- Genre: The collective engages in education and art projects through research, art-making, writing, curating, and publications.
- Locations: Kochi, Kerala, India
- Founded: 2022
- Website: aazhiarchives.org

= Aazhi Archives =

Art and research collective based in Kochi, India

Aazhi Archives, founded in 2022 is a collective of artists, writers, and scholars based in Cochin, Kerala, India. The collective engages in education and art projects through research, art-making, writing, curating, and publications. It aims to bring artists and scholars into creative dialogue to explore the cosmopolitan pasts and traditions of the Kerala region. Conceived as both a physical and a digital audio-visual archive, Aazhi Archives documents Kerala's history, culture, politics, and society.

==History==

Aazhi Archives was established in 2022 by a collective of artists, writers, and scholars based in Cochin, Kerala with Riyas Komu as its artistic director. The initiative was conceived as a platform to foster collaboration between creative practitioners and researchers, with a focus on exploring Kerala's cosmopolitan past and cultural traditions,.

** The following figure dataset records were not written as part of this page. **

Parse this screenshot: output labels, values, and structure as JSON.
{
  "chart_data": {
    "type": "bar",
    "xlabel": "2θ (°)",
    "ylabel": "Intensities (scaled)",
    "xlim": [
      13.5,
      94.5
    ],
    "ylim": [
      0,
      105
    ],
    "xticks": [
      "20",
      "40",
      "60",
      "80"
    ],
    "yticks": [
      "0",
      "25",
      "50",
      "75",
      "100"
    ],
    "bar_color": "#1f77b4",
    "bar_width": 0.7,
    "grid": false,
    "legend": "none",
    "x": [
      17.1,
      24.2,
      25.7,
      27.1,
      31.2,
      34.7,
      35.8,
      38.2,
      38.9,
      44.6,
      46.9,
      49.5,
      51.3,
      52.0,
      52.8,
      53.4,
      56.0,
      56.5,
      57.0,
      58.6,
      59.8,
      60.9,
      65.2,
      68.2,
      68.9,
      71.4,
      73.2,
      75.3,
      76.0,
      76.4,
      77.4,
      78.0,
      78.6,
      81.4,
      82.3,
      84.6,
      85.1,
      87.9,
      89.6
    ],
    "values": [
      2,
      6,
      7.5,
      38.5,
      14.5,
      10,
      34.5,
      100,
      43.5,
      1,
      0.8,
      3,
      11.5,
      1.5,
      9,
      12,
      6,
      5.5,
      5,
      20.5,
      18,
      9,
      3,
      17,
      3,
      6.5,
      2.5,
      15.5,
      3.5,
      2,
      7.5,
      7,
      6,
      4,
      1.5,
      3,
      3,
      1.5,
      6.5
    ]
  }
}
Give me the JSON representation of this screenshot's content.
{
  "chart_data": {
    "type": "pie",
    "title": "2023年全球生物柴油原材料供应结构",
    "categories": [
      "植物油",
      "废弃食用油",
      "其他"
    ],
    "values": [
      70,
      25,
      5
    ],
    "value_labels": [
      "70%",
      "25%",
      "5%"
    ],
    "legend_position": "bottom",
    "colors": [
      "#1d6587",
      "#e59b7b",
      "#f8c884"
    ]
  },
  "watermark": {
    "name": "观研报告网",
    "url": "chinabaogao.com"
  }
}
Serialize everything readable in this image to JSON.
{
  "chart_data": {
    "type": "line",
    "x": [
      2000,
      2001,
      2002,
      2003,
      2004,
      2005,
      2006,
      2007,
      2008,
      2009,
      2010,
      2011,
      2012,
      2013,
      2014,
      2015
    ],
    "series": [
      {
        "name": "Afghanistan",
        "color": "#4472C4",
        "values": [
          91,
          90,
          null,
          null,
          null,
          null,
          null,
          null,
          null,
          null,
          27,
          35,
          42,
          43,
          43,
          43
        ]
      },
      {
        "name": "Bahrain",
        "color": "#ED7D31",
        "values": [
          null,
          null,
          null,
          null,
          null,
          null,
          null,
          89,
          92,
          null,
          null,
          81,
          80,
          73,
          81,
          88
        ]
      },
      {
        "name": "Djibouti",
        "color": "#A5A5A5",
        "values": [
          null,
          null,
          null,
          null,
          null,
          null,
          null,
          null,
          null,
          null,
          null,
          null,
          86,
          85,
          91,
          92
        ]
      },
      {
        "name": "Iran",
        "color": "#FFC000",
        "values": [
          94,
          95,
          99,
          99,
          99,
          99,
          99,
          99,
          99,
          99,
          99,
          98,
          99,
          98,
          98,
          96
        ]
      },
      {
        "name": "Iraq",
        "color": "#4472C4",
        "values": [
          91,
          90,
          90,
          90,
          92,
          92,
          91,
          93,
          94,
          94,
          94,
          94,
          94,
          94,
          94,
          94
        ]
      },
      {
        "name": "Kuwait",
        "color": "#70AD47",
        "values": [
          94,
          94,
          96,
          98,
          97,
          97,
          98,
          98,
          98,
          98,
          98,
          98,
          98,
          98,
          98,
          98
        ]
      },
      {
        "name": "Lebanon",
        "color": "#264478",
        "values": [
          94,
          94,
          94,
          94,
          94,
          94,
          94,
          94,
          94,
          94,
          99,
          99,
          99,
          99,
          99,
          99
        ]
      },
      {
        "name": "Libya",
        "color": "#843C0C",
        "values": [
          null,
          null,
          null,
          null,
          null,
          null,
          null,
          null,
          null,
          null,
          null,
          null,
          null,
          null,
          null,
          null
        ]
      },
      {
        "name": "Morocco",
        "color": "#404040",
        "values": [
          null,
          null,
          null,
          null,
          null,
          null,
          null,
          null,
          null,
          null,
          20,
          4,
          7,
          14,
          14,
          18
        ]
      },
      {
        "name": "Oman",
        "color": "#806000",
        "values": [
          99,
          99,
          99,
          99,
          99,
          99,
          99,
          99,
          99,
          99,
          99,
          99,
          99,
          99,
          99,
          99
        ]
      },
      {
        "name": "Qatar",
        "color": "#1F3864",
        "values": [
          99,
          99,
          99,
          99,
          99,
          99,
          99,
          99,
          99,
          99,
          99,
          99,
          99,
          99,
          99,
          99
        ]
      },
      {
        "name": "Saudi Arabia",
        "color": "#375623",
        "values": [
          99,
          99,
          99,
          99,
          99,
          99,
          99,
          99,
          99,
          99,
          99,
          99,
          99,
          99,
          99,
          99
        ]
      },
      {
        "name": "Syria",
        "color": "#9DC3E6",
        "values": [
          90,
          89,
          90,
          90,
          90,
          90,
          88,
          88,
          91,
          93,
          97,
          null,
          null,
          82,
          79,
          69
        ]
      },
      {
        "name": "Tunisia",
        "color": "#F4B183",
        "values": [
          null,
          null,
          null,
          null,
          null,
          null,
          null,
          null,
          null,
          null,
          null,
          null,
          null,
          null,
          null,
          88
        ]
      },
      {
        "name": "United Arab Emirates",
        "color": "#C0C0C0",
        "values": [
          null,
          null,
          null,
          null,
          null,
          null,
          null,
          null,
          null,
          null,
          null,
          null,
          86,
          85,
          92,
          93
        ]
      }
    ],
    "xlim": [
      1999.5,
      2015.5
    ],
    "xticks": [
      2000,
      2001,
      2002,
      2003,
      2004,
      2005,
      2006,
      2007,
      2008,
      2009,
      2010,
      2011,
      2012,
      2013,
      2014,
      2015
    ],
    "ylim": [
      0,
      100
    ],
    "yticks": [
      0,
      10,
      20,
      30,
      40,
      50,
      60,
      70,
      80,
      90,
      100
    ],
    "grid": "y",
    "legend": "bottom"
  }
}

The Archives was envisioned both as a physical space and a digital audio-visual archive, documenting Kerala's history, politics, society, and culture. From its inception, the project emphasized interdisciplinary approaches—combining art-making, writing, research, curation, and education. The project marked the beginning of Aazhi Archives’ efforts to create a sustained platform for artistic and academic engagement with Kerala's histories and its interconnectedness with the wider world.

==Sea A Boiling Vessel==

The collective's first major initiative, Sea- A Boiling Vessel, opened on 13 December 2022 in Fort Kochi and ran until 30 April 2023. This global art project drew on Kerala's maritime history and the metaphor of the sea as a “boiling vessel,” framing the ocean as a site of exchange, migration, and cultural imagination. Sea—A Boiling Vessel was curated by Aazhi Archives & Uru Art Harbour with academic collaboration from institutions such as Mahatma Gandhi University, Kottayam, the Kerala Council for Historical Research (KCHR), I-Shore, the University of Witwatersrand, Johannesburg, and the Nirox Foundation.
As part of the initiative, the project hosted residencies, seminars, workshops, and exhibitions, bringing together artists, thinkers, and writers to engage with maritime histories and to generate new cultural, artistic, and political imaginaries.